Aggregate Statistics

MetricValue
Total tasks1
Total human-equivalent hours20.0
Total Claude minutes34
Total supervisory minutes2
Total tokens4,600,000
Weighted average leverage factor35.5x
Weighted average supervisory leverage factor600.0x
Human-equivalent weeks0.5

Analysis

The day's leverage distribution matters more than the headline figure. The 35.5x ceiling came from Audit a provisioning tool implementation + tests vs its docs (23-area multi-agent review, stub/coverage/gap analysis); the 35.5x floor was Audit a provisioning tool implementation + tests vs its docs (23-area multi-agent review, stub/coverage/gap analysis). Tasks at the top of the distribution share a shape: tightly-scoped specifications, clear success criteria, and minimal integration ambiguity. The AI doesn't need to discover anything new; it executes against an explicit target.

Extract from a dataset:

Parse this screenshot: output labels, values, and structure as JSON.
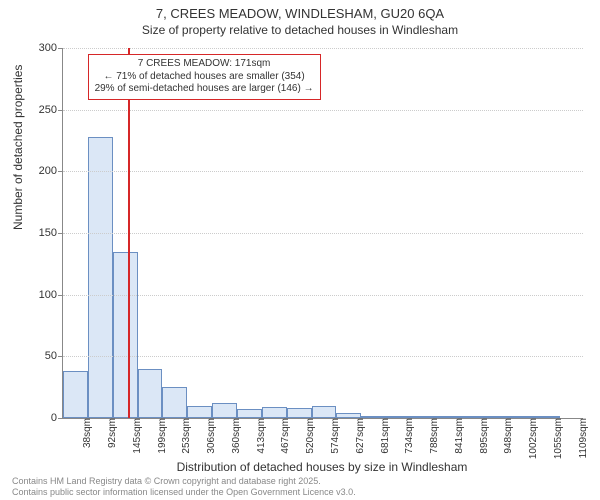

Tasks at the bottom run differently. They're either bounded by review-heavy work where every step gets verified, or they involve ambiguity that demands several rounds of trial and adjustment. The factor is real and informative, not a failure mode.

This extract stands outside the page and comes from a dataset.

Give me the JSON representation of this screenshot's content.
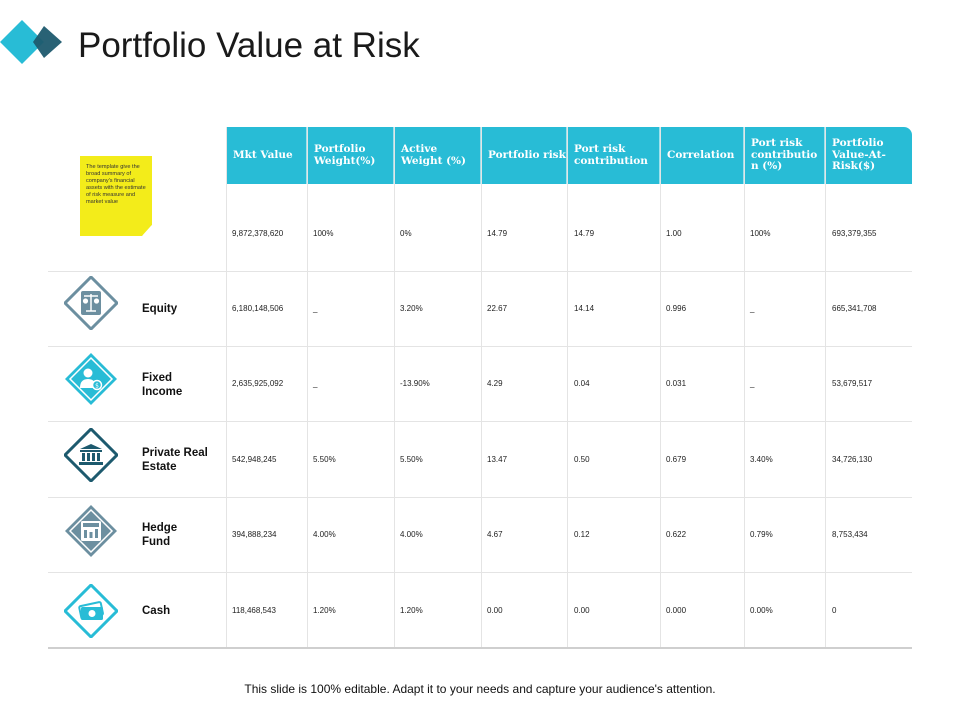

The supervisory leverage figure (600.0x today) tracks something orthogonal to wall-clock leverage. It's the ratio of human-equivalent output to human prompt-writing time. It stays high even on lower-leverage days because supervisory minutes scale with task count, not with the human-hour estimate; a 20-minute task and a 4-hour task can both be specified in two minutes of human prompt-writing.

Across the 1 task, the day produced roughly 0.5 weeks of senior-engineer-equivalent throughput in 0.6 hours of model wall-clock. That ratio is the practical answer to the question of how much output a single operator can move per day when the model handles the execution and the operator handles the direction.